Doctors in the North East have raised serious concerns about controversial plans to share medical records.
More than 60% of GPs and practice managers in the area say they will opt out of the care data programme, according to a recent survey by the North East Regional Local Medical Committee.
Confidential patient information and data on prescriptions and referrals will be extracted from family doctors’ computer systems and uploaded onto a national database.
NHS England announced this week that it is delaying the launch of the scheme, yet 63% of North East doctors say they will not allow their own personal information to be used.
Dr Ken Megson, secretary of Gateshead and South Tyneside Local Medical Committee said: “Despite the potential advantages of the care.data programme, only 23% of local GPs and their managers are prepared to have their own personal medical records uploaded.
“Many say it is because of their mistrust in both the security and protection of their confidential data and its subsequent potential use by third parties.”
The care.data programme will see patients’ records held in a central database where they can be used by NHS officials to plan services. NHS England has said it will help to ensure the quality and safety of services is consistent across the country.
Fully anonymised data will be made available publicly outside the NHS. Doctors are unhappy at data being available to third parties, such as drug and insurance companies, who may try to target individual patients.
Data considered to be potentially identifiable will only be released to approved organisations for the specific purpose of benefiting the health and social care system.
Dr George Rae, chairman of the North East British Medical Association, has already opted out of the programme, and a further 14% of GPs in the region say they are undecided on what to do.
He said: “There must be total awareness and understanding by the public of what care.data means to them, particularly they need to be reassured their data will be coded in a way that guarantees 100% anonymity.
“There is the need for reassurance which will allay the concerns many people have of huge government mismanagement of data, which has happened in the past.”
Both the British Medical Association and the Royal College of GPs have previously warned that patients are being kept in the dark about the plans.
Claims have been made that important information provided to patients about the system has been sent to their homes with junk mail.
Grandmother-of-three Jill Stutt, of Whitley Bay, has opted out of the system.
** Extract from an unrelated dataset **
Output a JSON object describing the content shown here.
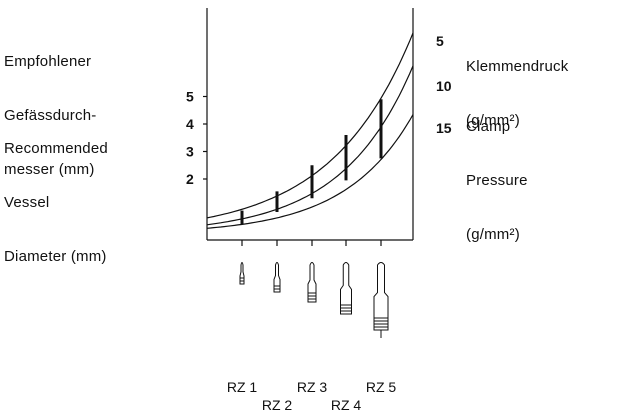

The retired local government worker said: “I feel that you don’t know where your personal details could end up. Commercial organisations may get information about your medical status, and you don’t know if these organisations are safe.
“I think the programme is a step too far and it would make people think more about the programme if they had to opt in to it.”
NHS England said the roll out of the scheme, originally due to take place in April, will now happen later this year and the system will have safeguards in place to protect confidentiality.
Christine Keen, director of commissioning for Cumbria, Northumberland, Tyne and Wear area team of NHS England, said: “Over the years, many of the most innovative uses of pseudonymous hospital data have come from outside organisations.
“In the future we want organisations including charities, universities, think tanks and data analytics companies to use pseudonymous GP data for the benefit of NHS patients.
“We think it would be wrong to exclude private companies simply on ideological grounds; instead, the test should be how the organisation wants to use the data to improve NHS care.
“The type of information shared, and how it is shared, is controlled by law and strict confidentiality rules.”